Epic Games lance des poursuites contre un tricheur de 14 ans, sa maman vient à son secours !

Karine Galampoix Publié par Karine Galampoix
le 27 novembre 2017 à 22h36
Le mois dernier, Epic Games a pris la décision, en plus de les bannir, de lancer des poursuites contre deux cheaters. La mère d'un des deux protagonistes, âgé seulement de 14 ans, n'est pas très contente du sort réservé à son fils, et elle l'a bien fait savoir à l'éditeur de Fortnite.
Epic Games lance des poursuites contre un tricheur de 14 ans, sa maman vient à son secours !
L'affaire avait éclaté le mois dernier, lorsque Epic avait décidé de lancer des poursuites contre les utilisateurs d'aimbots provenant du site Addicted Cheats, moyennant entre 5 et 15 dollars par mois. Ainsi, en plus de les bannir, l'éditeur a pris des mesures juridiques contre ces tricheurs, décidant que les modifications apportées par ces logiciels de triche étaient contre le Copyright Act ainsi que le Contrat de Licence Finale d'Utilisateur.

Il y a quelques jours, la mère du cheater a adressé une lettre au tribunal dans laquelle elle attaque Epic Games sur un certain nombre de sujets.
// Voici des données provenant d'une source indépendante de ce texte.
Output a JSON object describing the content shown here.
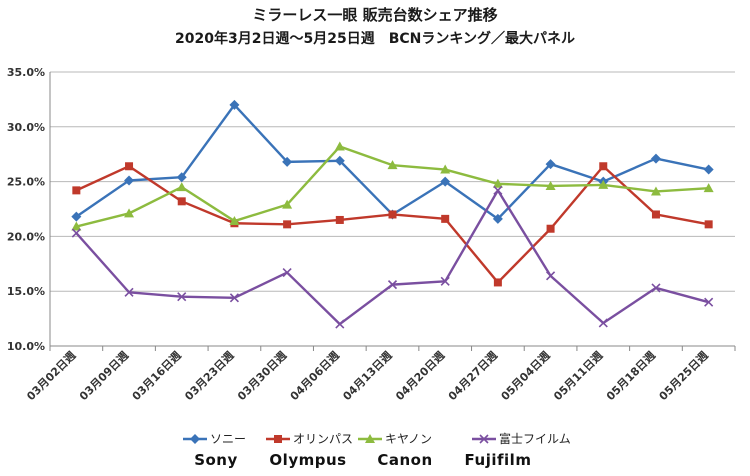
{
  "chart_data": {
    "type": "line",
    "title": "ミラーレス一眼 販売台数シェア推移",
    "subtitle": "2020年3月2日週～5月25日週　BCNランキング／最大パネル",
    "xlabel": "",
    "ylabel": "",
    "ylim": [
      10,
      35
    ],
    "y_ticks": [
      "10.0%",
      "15.0%",
      "20.0%",
      "25.0%",
      "30.0%",
      "35.0%"
    ],
    "y_tick_values": [
      10,
      15,
      20,
      25,
      30,
      35
    ],
    "categories": [
      "03月02日週",
      "03月09日週",
      "03月16日週",
      "03月23日週",
      "03月30日週",
      "04月06日週",
      "04月13日週",
      "04月20日週",
      "04月27日週",
      "05月04日週",
      "05月11日週",
      "05月18日週",
      "05月25日週"
    ],
    "grid": true,
    "legend_position": "bottom",
    "series": [
      {
        "name": "ソニー",
        "name_latin": "Sony",
        "color": "#3a73b8",
        "marker": "diamond",
        "values": [
          21.8,
          25.1,
          25.4,
          32.0,
          26.8,
          26.9,
          22.0,
          25.0,
          21.6,
          26.6,
          25.0,
          27.1,
          26.1
        ]
      },
      {
        "name": "オリンパス",
        "name_latin": "Olympus",
        "color": "#c0392b",
        "marker": "square",
        "values": [
          24.2,
          26.4,
          23.2,
          21.2,
          21.1,
          21.5,
          22.0,
          21.6,
          15.8,
          20.7,
          26.4,
          22.0,
          21.1
        ]
      },
      {
        "name": "キヤノン",
        "name_latin": "Canon",
        "color": "#8dbb3f",
        "marker": "triangle",
        "values": [
          20.9,
          22.1,
          24.5,
          21.4,
          22.9,
          28.2,
          26.5,
          26.1,
          24.8,
          24.6,
          24.7,
          24.1,
          24.4
        ]
      },
      {
        "name": "富士フイルム",
        "name_latin": "Fujifilm",
        "color": "#7a4fa0",
        "marker": "x",
        "values": [
          20.3,
          14.9,
          14.5,
          14.4,
          16.7,
          12.0,
          15.6,
          15.9,
          24.2,
          16.4,
          12.1,
          15.3,
          14.0
        ]
      }
    ]
  }
}
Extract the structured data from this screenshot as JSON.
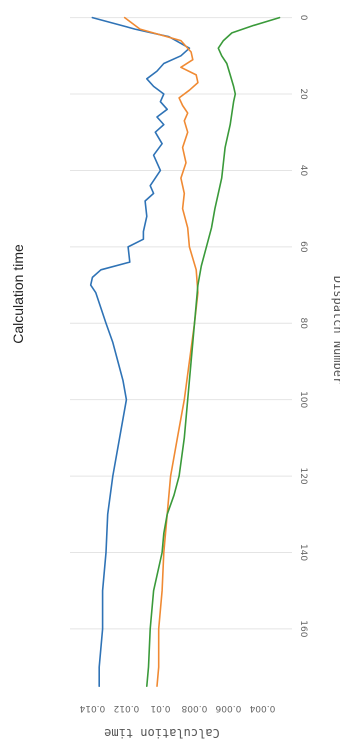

D'après le courrier, elle n'aurait jamais donné l'autorisation à son fils de jouer à Fortnite, ce qui est requis dans les Termes et Conditions Générales d'Utilisations du jeu.

De plus, selon elle, son fils servirait de bouc émissaire pour Epic Games, au lieu de s'attaquer aux distributeurs et aux développeurs de ces logiciels de triche. Enfin, en révélant au public le nom de son fils, Epic Games aurait violé les lois du Delaware concernant la divulgation d'informations sur les mineurs. 

Comme le souligne TorrentFreak, il semblerait que Epic Games ne connaissait pas vraiment l'identité des deux tricheurs, puisqu'on ne peut pas poursuivre directement un mineur aux États-Unis, ce qui rajoute une part de doute quant à la façon dont l'éditeur va s'y prendre pour condamner les cheaters.

Aucune information n'a été communiquée depuis la réception de ce courrier, mais Epic ne devrait pas tarder à nous en apprendre plus sur le sort de ces deux tricheurs. En attendant le verdict, la lettre de trois pages (en anglais) est consultable ici.